それだけで説教を終えた章は、かつてより存在したこの中に収められている二振りの刀が一振り、神賜の刀である『神賜刀 章星』を持ってきて、秋華に見せた。


「これは...?」

驚いた表情で刀を見つつも、その鞘と鍔の菊の紋様を見た秋華が問うと、章は章星を撫でて懐かしそうに微笑んだ。

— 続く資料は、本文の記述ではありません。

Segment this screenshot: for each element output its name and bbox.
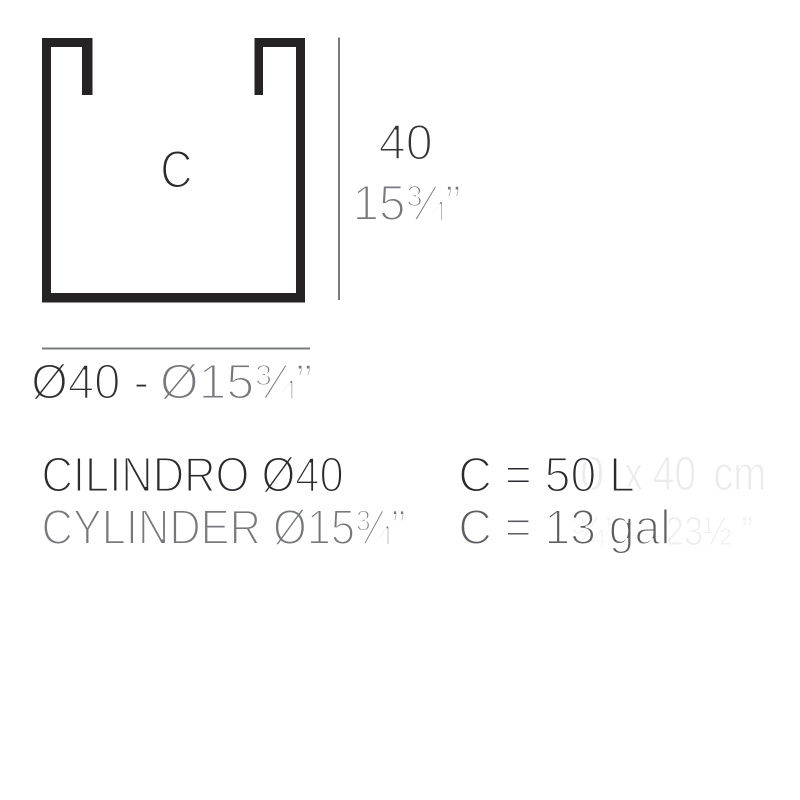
svg-text:CYLINDER Ø15¾”: CYLINDER Ø15¾”	[42, 499, 406, 554]
svg-text:C: C	[160, 141, 192, 199]
svg-text:Ø15¾”: Ø15¾”	[160, 354, 312, 410]
svg-text:C = 50 L: C = 50 L	[458, 448, 634, 503]
svg-text:Ø40 -: Ø40 -	[31, 355, 149, 410]
svg-text:CILINDRO Ø40: CILINDRO Ø40	[42, 447, 344, 502]
svg-text:cm: cm	[713, 447, 766, 501]
svg-text:23½: 23½	[665, 509, 732, 554]
svg-text:”: ”	[742, 509, 753, 554]
svg-text:C = 13 gal: C = 13 gal	[458, 501, 670, 556]
svg-text:15¾”: 15¾”	[353, 176, 461, 231]
svg-text:40: 40	[379, 115, 433, 171]
svg-text:40: 40	[653, 447, 697, 501]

「これは、この国がかつて大日本帝国と呼ばれていた頃の事だ。大日本帝国は破れ去り、中華を持つ中で朝鮮の反乱が起こった。朝鮮南北分裂の際に、刀一つを持って突貫したのが、父だ。北方の共産制朝鮮の首都に単騎乗り込み、書記長の頸を持って『敵将討ち取ったりぃ!』と言った父はその後すぐ近くの護衛に撃たれ死したそうだが...」


「敵将を討ち取ったこの刀は神刀として、現在もご存命である天皇陛下と当時敗戦国の日本を治めていたGHQのマッカーサーによって、最初で最後の神賜刀として我が佐々木家に下賜されたんだよ。今は、婆さん...昔は佐世保草江と言ったんだが、その婚姻の時に佐世保組にこれを預けた。この刀折れる時、佐世保との縁も切れると言うわけだ」


まあ、2613年に天皇陛下も人であらせられると仰られたが、と章は哄笑した。

秋華は呆気に取られていたが、それでも目の前にいる祖父がいつも見せていた少し年の入った乾いたスポンジの如くスカスカな脳味噌の老人ではなく、日本を少しく動かす老爺という風に映り方が変わっていた。